Semantic chunking chooses boundaries from meaning, not text length. It is useful when topic transitions inside paragraphs are frequent and fixed-size splitting consistently mixes unrelated ideas.
Pipeline:
- Split document into sentences.
- Embed each sentence.
- Compute adjacent sentence similarity.
- Cut where similarity drops beyond configured threshold.
Thresholding choices: percentile thresholds cut the lowest-similarity transitions; standard deviation/interquartile methods use distribution-based outlier detection.
Where it helps: dense long-form prose, research articles, and narrative documents where paragraph boundaries do not align with semantic boundaries.
Where it hurts: high-ingestion-volume systems with strict cost/latency budgets. You pay sentence-level embedding cost during chunking before normal document embedding/indexing, which can multiply ingestion expense.
Practical production rule: treat semantic chunking as an optional upgrade, not baseline. Run A/B eval against recursive splitter on a fixed benchmark set, then adopt only if grounded answer quality gain is meaningful enough to justify cost.
Interview-Ready Deepening
Source-backed reinforcement: these points add detail beyond short-duration UI hints and emphasize production tradeoffs.
- Meaning-preserving chunks using embedding similarity between adjacent sentences.
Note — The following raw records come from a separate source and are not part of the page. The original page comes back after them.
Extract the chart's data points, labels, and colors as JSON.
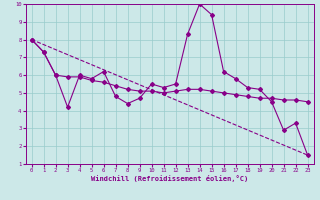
{
  "background_color": "#cce8e8",
  "grid_color": "#99cccc",
  "line_color": "#880088",
  "xlabel": "Windchill (Refroidissement éolien,°C)",
  "xlim": [
    -0.5,
    23.5
  ],
  "ylim": [
    1,
    10
  ],
  "xticks": [
    0,
    1,
    2,
    3,
    4,
    5,
    6,
    7,
    8,
    9,
    10,
    11,
    12,
    13,
    14,
    15,
    16,
    17,
    18,
    19,
    20,
    21,
    22,
    23
  ],
  "yticks": [
    1,
    2,
    3,
    4,
    5,
    6,
    7,
    8,
    9,
    10
  ],
  "line1_x": [
    0,
    1,
    2,
    3,
    4,
    5,
    6,
    7,
    8,
    9,
    10,
    11,
    12,
    13,
    14,
    15,
    16,
    17,
    18,
    19,
    20,
    21,
    22,
    23
  ],
  "line1_y": [
    8.0,
    7.3,
    6.0,
    4.2,
    6.0,
    5.8,
    6.2,
    4.8,
    4.4,
    4.7,
    5.5,
    5.3,
    5.5,
    8.3,
    10.0,
    9.4,
    6.2,
    5.8,
    5.3,
    5.2,
    4.5,
    2.9,
    3.3,
    1.5
  ],
  "line2_x": [
    0,
    1,
    2,
    3,
    4,
    5,
    6,
    7,
    8,
    9,
    10,
    11,
    12,
    13,
    14,
    15,
    16,
    17,
    18,
    19,
    20,
    21,
    22,
    23
  ],
  "line2_y": [
    8.0,
    7.3,
    6.0,
    5.9,
    5.9,
    5.7,
    5.6,
    5.4,
    5.2,
    5.1,
    5.1,
    5.0,
    5.1,
    5.2,
    5.2,
    5.1,
    5.0,
    4.9,
    4.8,
    4.7,
    4.7,
    4.6,
    4.6,
    4.5
  ],
  "line3_x": [
    0,
    23
  ],
  "line3_y": [
    8.0,
    1.5
  ],
  "markersize": 2.0,
  "linewidth": 0.8,
  "tick_fontsize": 4.0,
  "xlabel_fontsize": 5.0
}
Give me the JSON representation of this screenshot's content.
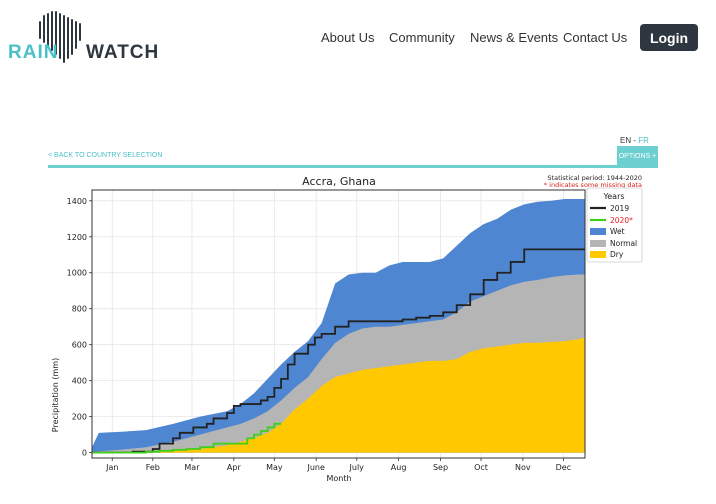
{
  "header": {
    "logo_left": "RAIN",
    "logo_right": "WATCH",
    "nav": [
      "About Us",
      "Community",
      "News & Events",
      "Contact Us"
    ],
    "login": "Login"
  },
  "lang": {
    "en": "EN",
    "sep": "-",
    "fr": "FR"
  },
  "back_link": "< BACK TO COUNTRY SELECTION",
  "options_label": "OPTIONS +",
  "colors": {
    "teal": "#4bc0c8",
    "dark": "#2e3740",
    "wet": "#4f86d1",
    "normal": "#b5b5b5",
    "dry": "#ffc800",
    "y2019": "#222222",
    "y2020": "#3ed018"
  },
  "chart_data": {
    "type": "area",
    "title": "Accra, Ghana",
    "stat_period": "Statistical period: 1944-2020",
    "missing_note": "* indicates some missing data",
    "xlabel": "Month",
    "ylabel": "Precipitation (mm)",
    "ylim": [
      -30,
      1460
    ],
    "xlim": [
      0,
      365
    ],
    "x_ticks": [
      {
        "label": "Jan",
        "day": 15
      },
      {
        "label": "Feb",
        "day": 45
      },
      {
        "label": "Mar",
        "day": 74
      },
      {
        "label": "Apr",
        "day": 105
      },
      {
        "label": "May",
        "day": 135
      },
      {
        "label": "June",
        "day": 166
      },
      {
        "label": "July",
        "day": 196
      },
      {
        "label": "Aug",
        "day": 227
      },
      {
        "label": "Sep",
        "day": 258
      },
      {
        "label": "Oct",
        "day": 288
      },
      {
        "label": "Nov",
        "day": 319
      },
      {
        "label": "Dec",
        "day": 349
      }
    ],
    "y_ticks": [
      0,
      200,
      400,
      600,
      800,
      1000,
      1200,
      1400
    ],
    "grid": true,
    "legend_title": "Years",
    "legend_position": "top-right",
    "series": [
      {
        "name": "Wet",
        "x": [
          0,
          5,
          20,
          40,
          60,
          80,
          100,
          110,
          120,
          130,
          140,
          150,
          160,
          170,
          175,
          180,
          190,
          200,
          210,
          220,
          230,
          240,
          250,
          260,
          270,
          280,
          290,
          300,
          310,
          320,
          330,
          340,
          350,
          360,
          365
        ],
        "y": [
          30,
          110,
          115,
          125,
          160,
          200,
          230,
          270,
          330,
          410,
          490,
          560,
          620,
          720,
          830,
          940,
          990,
          1000,
          1000,
          1040,
          1060,
          1060,
          1060,
          1080,
          1150,
          1220,
          1270,
          1300,
          1350,
          1380,
          1395,
          1400,
          1410,
          1410,
          1410
        ]
      },
      {
        "name": "Normal",
        "x": [
          0,
          20,
          40,
          60,
          80,
          100,
          110,
          120,
          130,
          140,
          150,
          160,
          170,
          180,
          190,
          200,
          210,
          220,
          230,
          240,
          250,
          260,
          270,
          280,
          290,
          300,
          310,
          320,
          330,
          340,
          350,
          360,
          365
        ],
        "y": [
          5,
          15,
          30,
          60,
          100,
          140,
          160,
          190,
          230,
          290,
          360,
          420,
          520,
          610,
          660,
          690,
          700,
          700,
          710,
          720,
          730,
          740,
          780,
          840,
          870,
          900,
          930,
          950,
          960,
          975,
          985,
          990,
          990
        ]
      },
      {
        "name": "Dry",
        "x": [
          0,
          20,
          40,
          60,
          80,
          100,
          110,
          120,
          130,
          140,
          150,
          160,
          170,
          180,
          190,
          200,
          210,
          220,
          230,
          240,
          250,
          260,
          270,
          280,
          290,
          300,
          310,
          320,
          330,
          340,
          350,
          360,
          365
        ],
        "y": [
          0,
          2,
          5,
          10,
          20,
          40,
          60,
          80,
          110,
          160,
          240,
          300,
          370,
          420,
          440,
          460,
          470,
          480,
          490,
          500,
          510,
          510,
          520,
          560,
          580,
          590,
          600,
          610,
          610,
          615,
          620,
          630,
          640
        ]
      },
      {
        "name": "2019",
        "x": [
          0,
          25,
          30,
          45,
          50,
          60,
          65,
          75,
          85,
          90,
          100,
          105,
          110,
          120,
          125,
          130,
          135,
          140,
          145,
          150,
          160,
          165,
          170,
          180,
          190,
          200,
          210,
          220,
          230,
          240,
          250,
          260,
          270,
          280,
          290,
          300,
          310,
          320,
          330,
          340,
          350,
          360,
          365
        ],
        "y": [
          0,
          0,
          5,
          20,
          50,
          80,
          110,
          140,
          160,
          190,
          220,
          260,
          270,
          270,
          290,
          310,
          360,
          410,
          490,
          550,
          600,
          640,
          660,
          700,
          730,
          730,
          730,
          730,
          740,
          750,
          760,
          780,
          820,
          880,
          960,
          1000,
          1060,
          1130,
          1130,
          1130,
          1130,
          1130,
          1130
        ]
      },
      {
        "name": "2020*",
        "x": [
          0,
          30,
          40,
          50,
          60,
          70,
          80,
          90,
          100,
          110,
          115,
          120,
          125,
          130,
          135,
          140
        ],
        "y": [
          0,
          0,
          5,
          10,
          15,
          20,
          30,
          50,
          50,
          50,
          80,
          100,
          120,
          140,
          160,
          160
        ]
      }
    ]
  }
}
- Semantic chunking breaks up long documents into meaningful pieces by finding where topics naturally change.
- Semantic chunking chooses boundaries from meaning, not text length.
- Practical production rule: treat semantic chunking as an optional upgrade, not baseline.
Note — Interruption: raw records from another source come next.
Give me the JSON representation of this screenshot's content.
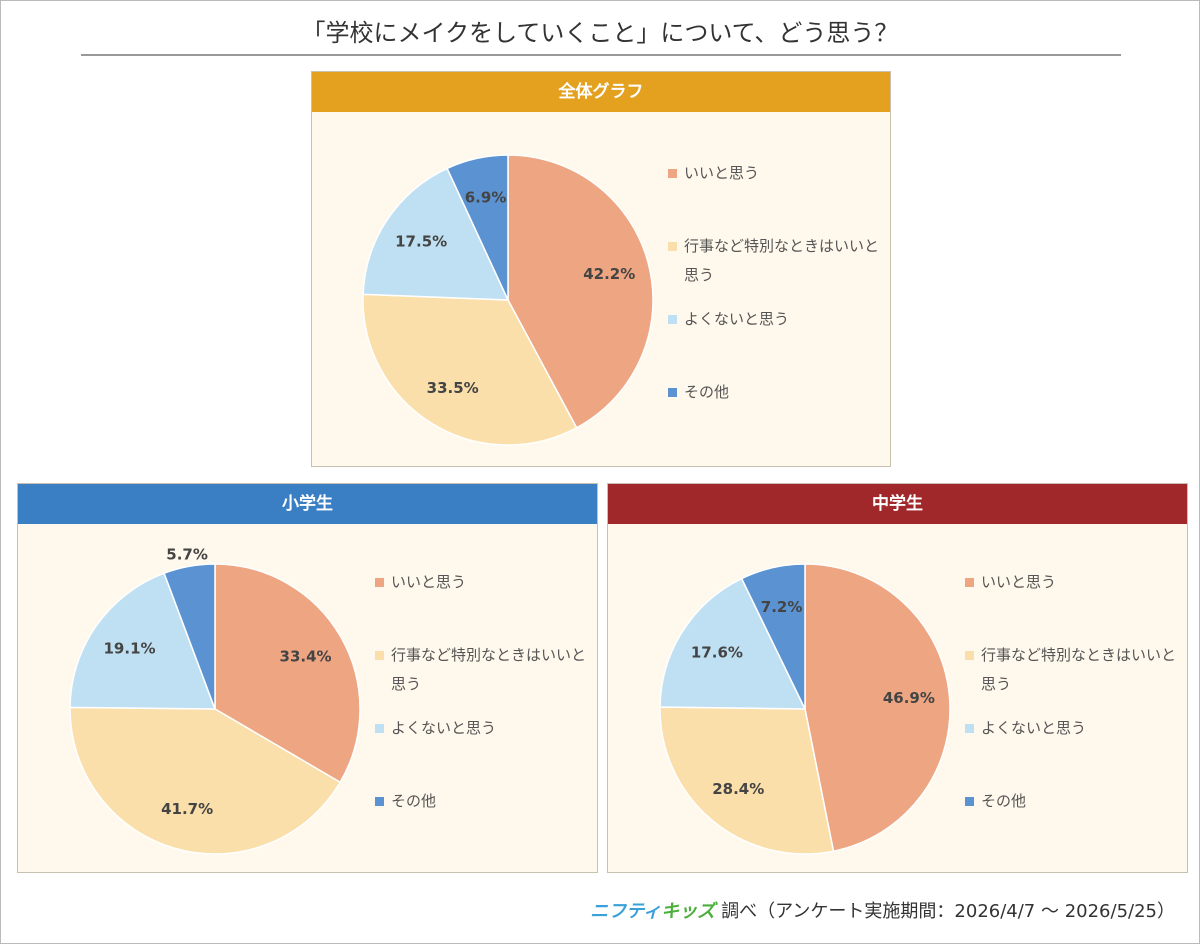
{
  "title": "「学校にメイクをしていくこと」について、どう思う？",
  "footer": {
    "brand": [
      "ニフティ",
      "キッズ"
    ],
    "text": "調べ（アンケート実施期間：2026/4/7 ～ 2026/5/25）"
  },
  "chart_data": [
    {
      "type": "pie",
      "title": "全体グラフ",
      "header_color": "#e3a11f",
      "categories": [
        "いいと思う",
        "行事など特別なときはいいと思う",
        "よくないと思う",
        "その他"
      ],
      "values": [
        42.2,
        33.5,
        17.5,
        6.9
      ],
      "value_labels": [
        "42.2%",
        "33.5%",
        "17.5%",
        "6.9%"
      ],
      "colors": [
        "#eda582",
        "#fbdfaa",
        "#bfe0f2",
        "#5b93d2"
      ]
    },
    {
      "type": "pie",
      "title": "小学生",
      "header_color": "#3a7fc4",
      "categories": [
        "いいと思う",
        "行事など特別なときはいいと思う",
        "よくないと思う",
        "その他"
      ],
      "values": [
        33.4,
        41.7,
        19.1,
        5.7
      ],
      "value_labels": [
        "33.4%",
        "41.7%",
        "19.1%",
        "5.7%"
      ],
      "colors": [
        "#eda582",
        "#fbdfaa",
        "#bfe0f2",
        "#5b93d2"
      ]
    },
    {
      "type": "pie",
      "title": "中学生",
      "header_color": "#a0282a",
      "categories": [
        "いいと思う",
        "行事など特別なときはいいと思う",
        "よくないと思う",
        "その他"
      ],
      "values": [
        46.9,
        28.4,
        17.6,
        7.2
      ],
      "value_labels": [
        "46.9%",
        "28.4%",
        "17.6%",
        "7.2%"
      ],
      "colors": [
        "#eda582",
        "#fbdfaa",
        "#bfe0f2",
        "#5b93d2"
      ]
    }
  ]
}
- If we used a fixed threshold like 0.70 for academic papers, it would just never split because all the scores are above 0.7.
- For news articles, it would split everywhere because all the scores are below 0.70.
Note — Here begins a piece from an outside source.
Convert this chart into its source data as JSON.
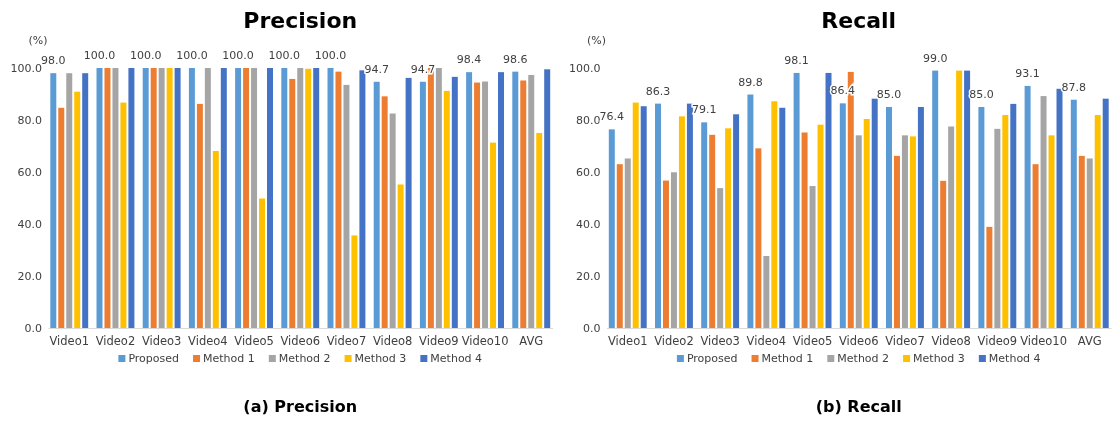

- Thresholding choices: percentile thresholds cut the lowest-similarity transitions; standard deviation/interquartile methods use distribution-based outlier detection.
- Where it helps: dense long-form prose, research articles, and narrative documents where paragraph boundaries do not align with semantic boundaries.
Tradeoffs You Should Be Able to Explain
- Higher recall often increases context noise; reranking and filtering are required to keep precision high.
- Smaller chunks improve semantic precision but can break cross-sentence context needed for accurate answers.
- Aggressive grounding reduces hallucinations but can increase abstentions when retrieval coverage is weak.
First-time learner note: Master one stage at a time: ingestion, retrieval, then grounded generation. Validate each stage with small test questions before tuning everything together.
Production note: Treat quality as measurable system behavior. Track retrieval relevance, groundedness, and abstention quality with repeatable eval sets.